Сержант не заставлял себя упрашивать, начинал без раскачки. Маша старалась не пропустить ни одного его слова, устраивалась поудобнее и вся превращалась в слух.
— Судите меня, судьи, военный трибунал!.. — начинает Селивестров и дальше ведет свой рассказ о большой, красивой любви красного командира к сельской учительнице: — Выкроит командир часок, прискачет на горячем коне к любимой. Посидят на крылечке, по роще пройдутся. Споет она ему песню его любимую: «Позарастали стежки-дорожки…» И опять командир на коне, опять в погоню за бандой. Уходит банда от красных конников, каким-то чудом уходит. Жгут бандиты села, убивают активистов и бесследно исчезают. «Кто предупреждает? Кто предатель?» — думают-гадают бойцы. И вот тайна открыта: учительница — правая рука атамана, шпионка. По знакомой дорожке ведет арестованную бандитку командир с предписанием сдать ее в военный трибунал, а она вдруг поворачивается и с насмешливой улыбкой запевает: «Позарастали стежки-дорожки, где проходили милого ножки. Позарастали мохом-травою, где мы гуляли, Степа, с тобою…» Не выдержало командирское сердце, выхватил он наган и вогнал все семь пуль в свою светлую мечту, в свою большую любовь.
В этом месте рассказчик театральным жестом выхватывал пистолет. Маша всегда слушала, затаив дыхание, слезы тихонько катились по ее щекам, и тихая печаль лежала на ее простеньком, почти детском личике. Вот и теперь она не выдержала, глядя на мертвых немцев.
У городка Газель противник начал теснить советские стрелковые подразделения. Батарея старшего лейтенанта Николая Соловаря подоспела к месту схватки. Развернувшись, она с ходу ударила по наседавшим фашистам.
Противник был остановлен. Вскоре подошло подкрепление. После короткой передышки наступление возобновилось.
Враг откатывался к железнодорожной станции Луккау. Полк побатарейно свернулся в колонну и вслед за походными порядками мотострелков начал преследовать гитлеровцев. Батарея старшего лейтенанта Василия Дикарева действовала с передовым батальоном. На подходе к станции разведчики доложили: у обочины дороги закопанные танки. Вместе с командиром батальона Дикарев выдвинулся вперед.
— Один, два… четыре… — считали они, рассматривая в бинокль невысокий холмик.
— Что будем делать, бог войны? Обходить?
— Ударю по ним, авось и вся система обороны вскроется.
— Давай.
На залп батареи противник не ответил.
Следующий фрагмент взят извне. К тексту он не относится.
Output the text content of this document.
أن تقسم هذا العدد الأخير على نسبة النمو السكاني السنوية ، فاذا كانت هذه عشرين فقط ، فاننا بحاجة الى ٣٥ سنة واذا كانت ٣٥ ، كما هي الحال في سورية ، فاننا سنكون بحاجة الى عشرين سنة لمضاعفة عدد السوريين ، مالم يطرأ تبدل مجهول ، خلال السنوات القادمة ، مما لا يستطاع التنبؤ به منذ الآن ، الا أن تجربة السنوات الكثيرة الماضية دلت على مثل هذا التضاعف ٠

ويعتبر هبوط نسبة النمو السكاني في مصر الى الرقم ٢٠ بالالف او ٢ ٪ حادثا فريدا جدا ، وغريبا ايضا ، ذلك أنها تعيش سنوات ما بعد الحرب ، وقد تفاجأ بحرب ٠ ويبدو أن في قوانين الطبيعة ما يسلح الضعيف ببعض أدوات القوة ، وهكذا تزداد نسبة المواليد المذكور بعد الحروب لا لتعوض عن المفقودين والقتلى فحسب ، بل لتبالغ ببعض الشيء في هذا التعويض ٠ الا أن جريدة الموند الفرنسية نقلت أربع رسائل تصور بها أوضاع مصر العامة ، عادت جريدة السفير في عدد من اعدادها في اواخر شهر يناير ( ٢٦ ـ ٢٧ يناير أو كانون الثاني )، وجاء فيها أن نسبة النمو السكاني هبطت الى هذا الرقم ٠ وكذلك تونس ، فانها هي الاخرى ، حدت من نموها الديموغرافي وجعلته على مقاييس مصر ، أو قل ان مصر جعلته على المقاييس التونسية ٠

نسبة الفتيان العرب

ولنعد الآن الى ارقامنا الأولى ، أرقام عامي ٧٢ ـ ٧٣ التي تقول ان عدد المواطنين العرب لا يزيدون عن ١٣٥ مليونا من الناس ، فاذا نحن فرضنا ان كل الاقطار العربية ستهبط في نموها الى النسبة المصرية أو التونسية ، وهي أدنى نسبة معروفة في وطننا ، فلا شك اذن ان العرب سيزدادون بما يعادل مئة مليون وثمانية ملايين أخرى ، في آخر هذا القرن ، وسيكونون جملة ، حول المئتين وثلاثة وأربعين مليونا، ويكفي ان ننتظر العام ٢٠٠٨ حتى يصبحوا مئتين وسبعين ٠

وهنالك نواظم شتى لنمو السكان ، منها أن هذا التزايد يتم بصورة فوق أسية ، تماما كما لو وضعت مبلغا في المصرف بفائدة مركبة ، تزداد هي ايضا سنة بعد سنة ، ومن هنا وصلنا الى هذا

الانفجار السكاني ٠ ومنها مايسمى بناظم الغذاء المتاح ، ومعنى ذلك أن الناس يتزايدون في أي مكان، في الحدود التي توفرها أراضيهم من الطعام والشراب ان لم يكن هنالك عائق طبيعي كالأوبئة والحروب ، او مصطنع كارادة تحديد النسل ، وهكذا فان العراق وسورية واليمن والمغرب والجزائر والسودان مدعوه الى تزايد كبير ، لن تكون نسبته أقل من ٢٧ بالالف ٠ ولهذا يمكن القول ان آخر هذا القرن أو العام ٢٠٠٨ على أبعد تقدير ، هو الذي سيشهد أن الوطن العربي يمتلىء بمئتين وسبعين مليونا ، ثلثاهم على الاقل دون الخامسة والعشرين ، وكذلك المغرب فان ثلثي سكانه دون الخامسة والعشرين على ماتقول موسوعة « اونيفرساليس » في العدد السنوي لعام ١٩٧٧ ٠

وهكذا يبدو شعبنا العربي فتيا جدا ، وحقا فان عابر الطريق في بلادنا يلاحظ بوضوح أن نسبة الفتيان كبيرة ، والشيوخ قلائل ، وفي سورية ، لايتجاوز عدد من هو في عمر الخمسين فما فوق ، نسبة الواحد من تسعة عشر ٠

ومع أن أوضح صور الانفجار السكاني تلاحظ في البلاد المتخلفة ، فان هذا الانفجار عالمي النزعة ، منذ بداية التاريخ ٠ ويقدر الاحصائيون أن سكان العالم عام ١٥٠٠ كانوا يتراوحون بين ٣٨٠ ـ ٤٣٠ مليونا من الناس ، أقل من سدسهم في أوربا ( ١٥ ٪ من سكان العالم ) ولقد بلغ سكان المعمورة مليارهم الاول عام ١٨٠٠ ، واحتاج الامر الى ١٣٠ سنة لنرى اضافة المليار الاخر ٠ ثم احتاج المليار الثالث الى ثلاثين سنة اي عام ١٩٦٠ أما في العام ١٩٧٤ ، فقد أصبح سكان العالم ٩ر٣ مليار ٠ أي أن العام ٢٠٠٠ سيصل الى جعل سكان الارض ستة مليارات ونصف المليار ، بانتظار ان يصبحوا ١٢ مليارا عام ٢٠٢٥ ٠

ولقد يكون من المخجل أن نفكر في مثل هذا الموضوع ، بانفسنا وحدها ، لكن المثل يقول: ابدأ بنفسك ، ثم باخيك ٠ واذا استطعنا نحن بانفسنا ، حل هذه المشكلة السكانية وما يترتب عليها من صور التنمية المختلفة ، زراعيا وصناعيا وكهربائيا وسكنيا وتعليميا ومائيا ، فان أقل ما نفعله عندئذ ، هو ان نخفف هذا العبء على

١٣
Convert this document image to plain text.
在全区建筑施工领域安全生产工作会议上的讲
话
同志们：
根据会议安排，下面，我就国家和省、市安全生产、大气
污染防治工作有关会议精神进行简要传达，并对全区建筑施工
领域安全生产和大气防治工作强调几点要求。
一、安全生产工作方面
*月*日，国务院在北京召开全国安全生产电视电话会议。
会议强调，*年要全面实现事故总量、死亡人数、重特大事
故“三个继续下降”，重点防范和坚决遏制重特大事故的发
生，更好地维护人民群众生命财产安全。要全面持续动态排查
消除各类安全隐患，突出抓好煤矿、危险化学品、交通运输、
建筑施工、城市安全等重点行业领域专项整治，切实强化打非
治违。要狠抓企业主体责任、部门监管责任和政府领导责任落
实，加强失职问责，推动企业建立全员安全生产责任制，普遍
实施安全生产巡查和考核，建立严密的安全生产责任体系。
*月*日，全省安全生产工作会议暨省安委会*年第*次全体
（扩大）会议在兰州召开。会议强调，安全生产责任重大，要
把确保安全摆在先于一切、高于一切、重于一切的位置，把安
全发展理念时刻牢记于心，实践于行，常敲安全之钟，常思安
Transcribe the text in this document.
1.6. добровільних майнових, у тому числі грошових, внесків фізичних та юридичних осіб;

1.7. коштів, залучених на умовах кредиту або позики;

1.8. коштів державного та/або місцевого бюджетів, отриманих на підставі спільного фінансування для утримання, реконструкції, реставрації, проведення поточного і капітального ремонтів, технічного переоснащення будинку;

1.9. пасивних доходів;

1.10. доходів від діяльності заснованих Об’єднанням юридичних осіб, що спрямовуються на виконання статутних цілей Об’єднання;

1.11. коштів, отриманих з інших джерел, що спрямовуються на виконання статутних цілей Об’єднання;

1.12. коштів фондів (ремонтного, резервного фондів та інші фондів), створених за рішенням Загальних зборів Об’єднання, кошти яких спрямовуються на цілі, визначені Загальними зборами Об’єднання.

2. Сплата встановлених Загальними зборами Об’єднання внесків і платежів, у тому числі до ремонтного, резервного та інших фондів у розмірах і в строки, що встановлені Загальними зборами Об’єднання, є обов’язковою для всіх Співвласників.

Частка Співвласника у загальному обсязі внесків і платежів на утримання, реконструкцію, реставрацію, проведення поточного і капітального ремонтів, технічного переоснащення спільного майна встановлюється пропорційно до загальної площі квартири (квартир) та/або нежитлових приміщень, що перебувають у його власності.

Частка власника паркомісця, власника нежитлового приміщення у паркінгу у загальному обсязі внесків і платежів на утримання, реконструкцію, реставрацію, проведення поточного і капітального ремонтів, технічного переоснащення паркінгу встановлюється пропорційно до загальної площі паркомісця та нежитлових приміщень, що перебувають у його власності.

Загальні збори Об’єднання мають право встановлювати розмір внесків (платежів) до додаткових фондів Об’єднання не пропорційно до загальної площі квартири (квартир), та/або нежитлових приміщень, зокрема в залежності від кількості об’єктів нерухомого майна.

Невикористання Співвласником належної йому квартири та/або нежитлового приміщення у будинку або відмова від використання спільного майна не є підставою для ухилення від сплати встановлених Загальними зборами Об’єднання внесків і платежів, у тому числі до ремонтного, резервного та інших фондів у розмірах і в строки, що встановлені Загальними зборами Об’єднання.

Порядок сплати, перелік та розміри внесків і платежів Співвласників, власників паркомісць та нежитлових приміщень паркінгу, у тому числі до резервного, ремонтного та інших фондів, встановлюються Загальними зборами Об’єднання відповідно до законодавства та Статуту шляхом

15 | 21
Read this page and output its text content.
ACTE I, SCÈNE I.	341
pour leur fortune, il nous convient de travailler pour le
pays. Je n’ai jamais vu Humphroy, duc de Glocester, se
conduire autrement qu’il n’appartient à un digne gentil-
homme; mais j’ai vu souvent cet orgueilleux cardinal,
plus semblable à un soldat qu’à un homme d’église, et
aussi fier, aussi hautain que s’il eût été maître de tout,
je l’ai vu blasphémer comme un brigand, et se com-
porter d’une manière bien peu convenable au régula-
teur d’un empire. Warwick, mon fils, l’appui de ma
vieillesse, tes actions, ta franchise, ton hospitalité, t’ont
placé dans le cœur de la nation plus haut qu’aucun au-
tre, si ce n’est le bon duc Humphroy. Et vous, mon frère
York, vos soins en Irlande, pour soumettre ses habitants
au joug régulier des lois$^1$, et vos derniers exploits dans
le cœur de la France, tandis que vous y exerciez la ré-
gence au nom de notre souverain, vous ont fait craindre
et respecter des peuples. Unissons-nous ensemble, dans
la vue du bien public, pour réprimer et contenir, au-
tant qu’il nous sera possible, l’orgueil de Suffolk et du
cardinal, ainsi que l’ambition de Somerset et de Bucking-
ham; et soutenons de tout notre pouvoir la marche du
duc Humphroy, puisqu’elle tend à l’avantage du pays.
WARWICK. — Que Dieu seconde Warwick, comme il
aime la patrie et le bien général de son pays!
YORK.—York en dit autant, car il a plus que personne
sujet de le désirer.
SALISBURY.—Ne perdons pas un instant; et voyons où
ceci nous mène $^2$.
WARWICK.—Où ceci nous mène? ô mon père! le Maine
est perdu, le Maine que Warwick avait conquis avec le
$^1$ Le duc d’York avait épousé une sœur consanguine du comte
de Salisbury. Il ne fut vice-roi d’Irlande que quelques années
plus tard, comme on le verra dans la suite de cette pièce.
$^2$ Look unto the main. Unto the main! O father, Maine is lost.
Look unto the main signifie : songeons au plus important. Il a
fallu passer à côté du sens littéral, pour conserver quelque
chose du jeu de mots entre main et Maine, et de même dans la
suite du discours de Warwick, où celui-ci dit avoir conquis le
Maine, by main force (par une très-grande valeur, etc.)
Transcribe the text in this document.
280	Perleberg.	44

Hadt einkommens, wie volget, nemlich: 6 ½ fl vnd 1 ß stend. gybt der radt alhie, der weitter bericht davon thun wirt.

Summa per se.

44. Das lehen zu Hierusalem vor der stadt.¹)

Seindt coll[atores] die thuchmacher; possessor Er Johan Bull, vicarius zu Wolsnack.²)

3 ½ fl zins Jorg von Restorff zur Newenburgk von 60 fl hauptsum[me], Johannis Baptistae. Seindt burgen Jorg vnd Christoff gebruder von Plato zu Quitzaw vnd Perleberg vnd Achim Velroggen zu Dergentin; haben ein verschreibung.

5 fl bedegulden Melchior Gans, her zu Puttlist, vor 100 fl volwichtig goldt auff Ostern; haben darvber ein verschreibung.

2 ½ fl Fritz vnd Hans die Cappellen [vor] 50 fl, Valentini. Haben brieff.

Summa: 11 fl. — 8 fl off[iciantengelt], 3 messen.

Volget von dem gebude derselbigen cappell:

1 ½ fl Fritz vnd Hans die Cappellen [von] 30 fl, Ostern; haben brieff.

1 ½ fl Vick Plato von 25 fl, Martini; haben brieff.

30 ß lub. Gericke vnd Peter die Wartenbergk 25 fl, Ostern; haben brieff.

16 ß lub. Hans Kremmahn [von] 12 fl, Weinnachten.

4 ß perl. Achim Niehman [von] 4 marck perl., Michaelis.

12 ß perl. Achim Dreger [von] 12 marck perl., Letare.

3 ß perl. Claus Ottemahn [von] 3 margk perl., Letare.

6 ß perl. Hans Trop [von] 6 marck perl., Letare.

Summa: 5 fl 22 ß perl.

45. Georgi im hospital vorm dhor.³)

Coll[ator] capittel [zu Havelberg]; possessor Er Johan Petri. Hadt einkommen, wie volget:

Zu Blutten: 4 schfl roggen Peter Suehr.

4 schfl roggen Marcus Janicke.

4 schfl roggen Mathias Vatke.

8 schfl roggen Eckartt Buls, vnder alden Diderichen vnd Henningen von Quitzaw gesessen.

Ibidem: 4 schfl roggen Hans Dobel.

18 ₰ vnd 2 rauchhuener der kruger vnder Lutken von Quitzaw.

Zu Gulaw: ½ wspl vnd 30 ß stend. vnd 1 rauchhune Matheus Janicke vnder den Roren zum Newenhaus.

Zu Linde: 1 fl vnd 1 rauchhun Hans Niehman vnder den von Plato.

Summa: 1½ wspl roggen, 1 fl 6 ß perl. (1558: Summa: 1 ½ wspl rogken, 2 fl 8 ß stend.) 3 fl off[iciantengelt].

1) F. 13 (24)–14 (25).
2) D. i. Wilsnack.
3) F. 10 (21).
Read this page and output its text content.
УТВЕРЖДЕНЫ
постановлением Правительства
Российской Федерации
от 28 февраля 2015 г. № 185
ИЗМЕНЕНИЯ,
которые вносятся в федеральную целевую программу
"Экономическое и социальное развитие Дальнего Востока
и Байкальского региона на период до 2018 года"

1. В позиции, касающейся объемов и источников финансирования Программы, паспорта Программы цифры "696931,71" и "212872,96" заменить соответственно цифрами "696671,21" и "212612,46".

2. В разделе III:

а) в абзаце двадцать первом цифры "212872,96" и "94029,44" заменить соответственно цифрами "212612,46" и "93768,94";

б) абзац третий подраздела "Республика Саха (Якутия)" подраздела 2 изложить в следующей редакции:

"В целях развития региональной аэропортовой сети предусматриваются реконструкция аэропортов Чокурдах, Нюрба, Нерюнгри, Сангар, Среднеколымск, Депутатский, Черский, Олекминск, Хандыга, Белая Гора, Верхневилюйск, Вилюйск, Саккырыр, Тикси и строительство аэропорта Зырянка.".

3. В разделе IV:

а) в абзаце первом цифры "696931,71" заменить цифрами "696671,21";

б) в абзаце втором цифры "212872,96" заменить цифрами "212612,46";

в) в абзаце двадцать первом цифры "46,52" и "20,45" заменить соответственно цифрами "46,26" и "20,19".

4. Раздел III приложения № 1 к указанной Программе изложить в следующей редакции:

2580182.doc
Еще залп. Молчит, хотя одна вражеская машина и вспыхнула.
— Что бы это значило, старший лейтенант? Пусть-ка разведчики посмотрят.
Через несколько минут разведчики доложили — в боевых машинах никого не обнаружено. Четыре танка с полным комплектом боеприпасов, но без горючего достались без боя. Один сгорел.
24 апреля к исходу дня батареи полка сосредоточились в районе Гросс-Махнов и заняли боевой порядок на северо-западной окраине небольшого городка Миттенвальде с задачей не пропустить пехоту и танки противника.
Вскоре начался бой. Гитлеровцам удалось поджечь два бронетранспортера.